A new Texas law will let child welfare providers deny adoptions and other services to parents and children based on “sincerely held religious beliefs.”
Governor Greg Abbott signed House Bill 3859 into law earlier this week, allowing faith-based adoption and foster child placement agencies to refuse families based on religion, the Texas Tribune reports.
Child welfare providers can now use their “sincerely held religious beliefs” to determine which homes and services to assign foster and adoptive children. Under the law, those who are refused services on religious grounds must be referred to a different organization.
Lawmakers who support the legislation claim that it will protect religious freedom and the state’s large number of faith-based child welfare organizations. Critics of the law argue that it will allow those agencies to discriminate against non-Christian and LGBT families, putting the needs of faith-based agencies over those of vulnerable children.

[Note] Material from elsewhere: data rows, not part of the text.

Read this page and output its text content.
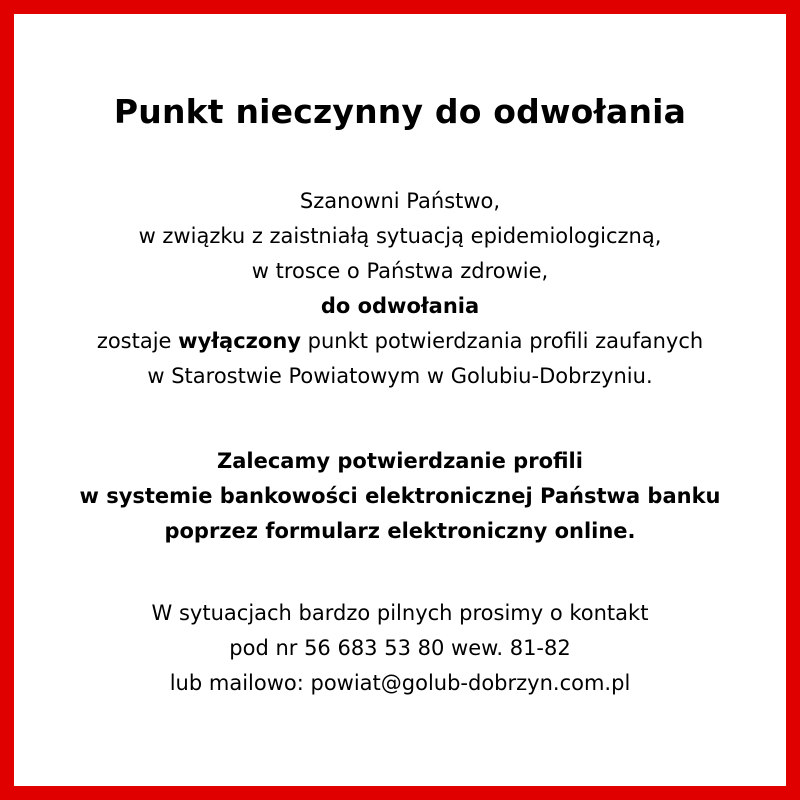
Punkt nieczynny do odwołania
Szanowni Państwo,
w związku z zaistniałą sytuacją epidemiologiczną,
w trosce o Państwa zdrowie,
do odwołania
zostaje wyłączony punkt potwierdzania profili zaufanych
w Starostwie Powiatowym w Golubiu-Dobrzyniu.
Zalecamy potwierdzanie profili
w systemie bankowości elektronicznej Państwa banku
poprzez formularz elektroniczny online.
W sytuacjach bardzo pilnych prosimy o kontakt
pod nr 56 683 53 80 wew. 81-82
lub mailowo: powiat@golub-dobrzyn.com.pl
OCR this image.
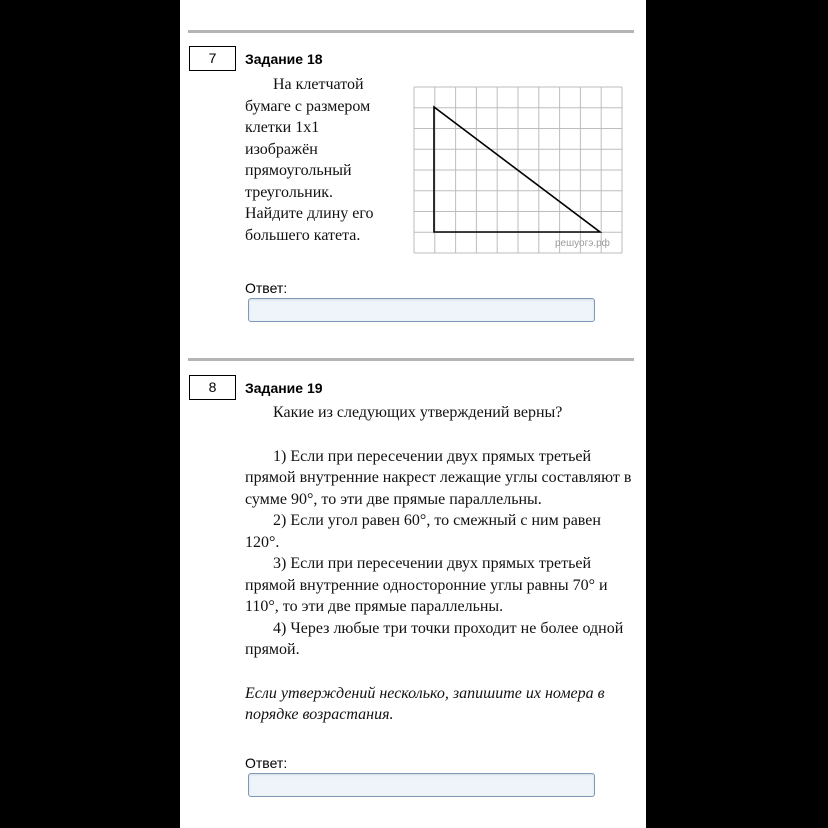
7	Задание 18
На клетчатой
бумаге с размером
клетки 1x1
изображён
прямоугольный
треугольник.
Найдите длину его
большего катета.	решуогэ.рф
Ответ:
8	Задание 19

Какие из следующих утверждений верны?

1) Если при пересечении двух прямых третьей прямой внутренние накрест лежащие углы составляют в сумме 90°, то эти две прямые параллельны.

2) Если угол равен 60°, то смежный с ним равен 120°.

3) Если при пересечении двух прямых третьей прямой внутренние односторонние углы равны 70° и 110°, то эти две прямые параллельны.

4) Через любые три точки проходит не более одной прямой.

Если утверждений несколько, запишите их номера в порядке возрастания.

Ответ:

“This law was never about the best interests of Texans or of children, but about forwarding a political agenda to codify the permission to discriminate against LGBTQ Texans into state law,” says GLAAD president Sarah Kate Ellis in a statement. “Discrimination has won in Texas, and it saddens me that a child can now be denied the chance to live with a deserving family simply because they are LGBTQ.”
Similar discriminatory legislation has been passed in Michigan, North Dakota, South Dakota, Virginia, and Alabama.